Any deadlock in this system, therefore, should not be simply resolved by looking to the constitution for proper and straightforward arbitration. Rather, it requires communal consultation and cooperation outside constitutional institutions.

Syrian Soldiers Arab Green Helmets Lebanon History 1976

Another issue that has been repeatedly raised is that the Taif constitution needs to be revisited so as to take into account changes in the balance of power and demographics between the various sectarian communities. The argument here is that the confessional parity that was introduced in the Taif agreement has expired and thus there is a need for a power-sharing formula.

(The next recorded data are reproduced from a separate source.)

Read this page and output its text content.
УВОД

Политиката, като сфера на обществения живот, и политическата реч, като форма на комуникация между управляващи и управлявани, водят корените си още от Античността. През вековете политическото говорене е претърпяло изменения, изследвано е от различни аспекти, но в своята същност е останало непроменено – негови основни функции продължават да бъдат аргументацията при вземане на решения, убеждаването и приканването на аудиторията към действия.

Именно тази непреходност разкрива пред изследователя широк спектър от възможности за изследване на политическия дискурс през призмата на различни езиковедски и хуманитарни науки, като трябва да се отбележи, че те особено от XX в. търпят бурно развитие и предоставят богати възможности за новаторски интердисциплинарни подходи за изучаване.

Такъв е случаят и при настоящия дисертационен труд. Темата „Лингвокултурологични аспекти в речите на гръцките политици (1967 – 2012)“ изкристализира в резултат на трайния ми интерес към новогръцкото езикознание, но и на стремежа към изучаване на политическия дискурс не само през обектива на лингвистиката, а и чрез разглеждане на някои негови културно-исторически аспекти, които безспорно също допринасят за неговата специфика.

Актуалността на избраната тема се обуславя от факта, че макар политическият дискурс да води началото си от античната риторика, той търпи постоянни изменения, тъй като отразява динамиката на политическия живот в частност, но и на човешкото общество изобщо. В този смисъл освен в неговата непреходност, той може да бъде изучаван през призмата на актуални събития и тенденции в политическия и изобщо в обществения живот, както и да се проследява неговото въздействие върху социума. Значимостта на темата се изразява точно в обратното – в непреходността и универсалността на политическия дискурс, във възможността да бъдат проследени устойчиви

The main methodological problem with this argument is that it implies that the power-sharing formula should change continuously and be modified to reflect communal power on the ground. In other words, the power-sharing principal should be transformed from a constant to a variable.

On the 25th anniversary of the Taif agreement, it is safe to wonder whether an objective, constructive and practical debate on the Taif constitution is possible given drastic regional changes and upheavals.

The existential question remains, however, whether such a debate can be launched given the presence of a political and military entity — Hezbollah — that participates in the political system and its constitutional institutions, but at the same time has established its own independent political system with all its relevant symbols, such as an army, flag, socio-economic institutions, border management, as well as air and naval power.

Unfortunately, the 25th anniversary of the Taif agreement is yet another sad reminder of the schizophrenia of both the Lebanese people and their system, something which will surely survive for the next 25 years, if not beyond.

Khalil Gebara is a Lecturer of Political Science at the American University of Beirut. Makram Rabah is a PhD candidate at Georgetown University’s History Department.